For handloading I found the best powders for almost all bullets for the .243 are those with a slower burn rate. As alluded to earlier, my favourite .243 load for hunting larger game consists of a handloaded 95-grain bullet, specifically a Nosler Partition which I send on its way at a measured 3177fps. That load produces 1200ft-lb of energy on impact at 100m and when sighted-in to hit around 3cm high at that range the bullet will only be down a little over 15cm at 300m.

And when I shift from pursuing big game to varmints, my handloads with 55-grain Nosler Solid Base Ballistic Tip bullets leave the barrel at an impressive 3900fps, this load producing devastating results on smaller game. Even if you don’t load your own cartridges, factory loads are available from a variety of manufacturers producing similar bullets.

The way I see it

It almost seems like new cartridges are being developed on a monthly basis but in my opinion some of the best are those which have stood the test of time with the .243 Winchester certainly one of them.
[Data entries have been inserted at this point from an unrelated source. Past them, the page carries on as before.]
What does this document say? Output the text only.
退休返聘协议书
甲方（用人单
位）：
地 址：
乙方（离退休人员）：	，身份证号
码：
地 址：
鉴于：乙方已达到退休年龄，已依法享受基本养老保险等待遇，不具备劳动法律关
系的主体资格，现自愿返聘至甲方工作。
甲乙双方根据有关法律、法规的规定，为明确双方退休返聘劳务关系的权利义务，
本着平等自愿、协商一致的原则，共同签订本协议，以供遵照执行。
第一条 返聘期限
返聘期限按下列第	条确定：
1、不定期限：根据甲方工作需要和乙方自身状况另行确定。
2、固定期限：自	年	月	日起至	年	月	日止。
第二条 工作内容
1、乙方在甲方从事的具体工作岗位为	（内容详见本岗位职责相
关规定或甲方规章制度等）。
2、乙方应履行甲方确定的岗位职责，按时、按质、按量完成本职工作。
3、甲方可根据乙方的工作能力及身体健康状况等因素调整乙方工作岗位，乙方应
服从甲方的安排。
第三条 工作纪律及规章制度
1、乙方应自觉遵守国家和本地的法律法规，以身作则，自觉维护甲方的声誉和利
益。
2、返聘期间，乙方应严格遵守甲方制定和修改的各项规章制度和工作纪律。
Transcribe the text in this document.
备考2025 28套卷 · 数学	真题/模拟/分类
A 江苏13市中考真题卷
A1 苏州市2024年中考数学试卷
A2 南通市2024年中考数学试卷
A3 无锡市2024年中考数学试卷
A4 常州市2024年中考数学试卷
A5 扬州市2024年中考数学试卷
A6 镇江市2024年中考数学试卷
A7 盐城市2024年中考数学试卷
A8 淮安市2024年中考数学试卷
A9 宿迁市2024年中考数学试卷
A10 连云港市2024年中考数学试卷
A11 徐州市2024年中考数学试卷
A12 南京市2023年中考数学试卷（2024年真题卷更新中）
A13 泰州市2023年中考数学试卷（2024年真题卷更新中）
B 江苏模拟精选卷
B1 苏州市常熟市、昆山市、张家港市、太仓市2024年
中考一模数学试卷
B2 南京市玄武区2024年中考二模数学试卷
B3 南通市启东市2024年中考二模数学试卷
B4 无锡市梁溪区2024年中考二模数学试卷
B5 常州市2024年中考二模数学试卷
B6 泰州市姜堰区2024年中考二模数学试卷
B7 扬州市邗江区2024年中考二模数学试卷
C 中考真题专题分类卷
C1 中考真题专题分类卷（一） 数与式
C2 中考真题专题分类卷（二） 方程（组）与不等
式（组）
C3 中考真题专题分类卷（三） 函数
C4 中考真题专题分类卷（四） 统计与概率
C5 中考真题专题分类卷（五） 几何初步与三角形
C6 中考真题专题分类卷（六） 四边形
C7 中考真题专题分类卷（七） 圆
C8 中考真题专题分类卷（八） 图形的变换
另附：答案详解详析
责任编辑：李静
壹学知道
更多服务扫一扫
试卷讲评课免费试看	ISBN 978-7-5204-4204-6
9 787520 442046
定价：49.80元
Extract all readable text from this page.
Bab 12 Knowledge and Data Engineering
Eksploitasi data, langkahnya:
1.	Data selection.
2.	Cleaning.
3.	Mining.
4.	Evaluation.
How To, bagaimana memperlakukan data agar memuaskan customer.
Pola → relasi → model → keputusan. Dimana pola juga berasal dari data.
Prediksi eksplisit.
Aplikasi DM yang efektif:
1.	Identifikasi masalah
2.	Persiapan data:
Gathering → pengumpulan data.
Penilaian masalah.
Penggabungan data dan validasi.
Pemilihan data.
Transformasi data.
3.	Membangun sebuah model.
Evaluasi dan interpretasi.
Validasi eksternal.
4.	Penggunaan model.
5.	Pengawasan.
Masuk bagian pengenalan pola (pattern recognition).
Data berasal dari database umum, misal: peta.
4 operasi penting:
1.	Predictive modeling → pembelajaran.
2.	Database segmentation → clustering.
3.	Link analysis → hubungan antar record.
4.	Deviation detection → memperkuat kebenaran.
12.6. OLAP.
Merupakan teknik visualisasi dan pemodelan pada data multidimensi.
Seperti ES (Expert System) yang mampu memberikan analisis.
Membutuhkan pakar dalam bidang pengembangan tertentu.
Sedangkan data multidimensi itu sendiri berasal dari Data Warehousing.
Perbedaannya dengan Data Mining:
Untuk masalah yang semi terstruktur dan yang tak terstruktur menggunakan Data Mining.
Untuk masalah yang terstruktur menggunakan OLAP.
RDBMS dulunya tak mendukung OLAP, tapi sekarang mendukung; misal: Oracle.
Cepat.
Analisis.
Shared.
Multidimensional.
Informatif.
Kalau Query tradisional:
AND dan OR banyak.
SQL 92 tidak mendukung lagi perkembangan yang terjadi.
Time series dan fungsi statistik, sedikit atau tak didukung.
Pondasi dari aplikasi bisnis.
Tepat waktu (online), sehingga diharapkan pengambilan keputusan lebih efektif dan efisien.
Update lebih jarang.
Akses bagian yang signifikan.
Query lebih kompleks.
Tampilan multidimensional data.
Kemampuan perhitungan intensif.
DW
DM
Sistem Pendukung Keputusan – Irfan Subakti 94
Whether you’re going after pigs and deer-sized animals or varmints and small game I don’t believe you can go wrong with this cartridge.

I have a close friend who underwent serious surgery just before the start of the US elk hunting season a few years back and feeling reluctant to use his normal elk rifle due to its stout recoil, he opted instead for his .243. Normally I wouldn’t suggest the cartridge for game of this size but he’s an experienced hunter and knew well its limitations.

Not willing to give up an elk season he used that .243 to kill two cows, each with a single shot, and while certainly not recommended for this type of application, it does demonstrate the effectiveness of the cartridge when loaded with a high-quality hunting bullet coupled with precise placement.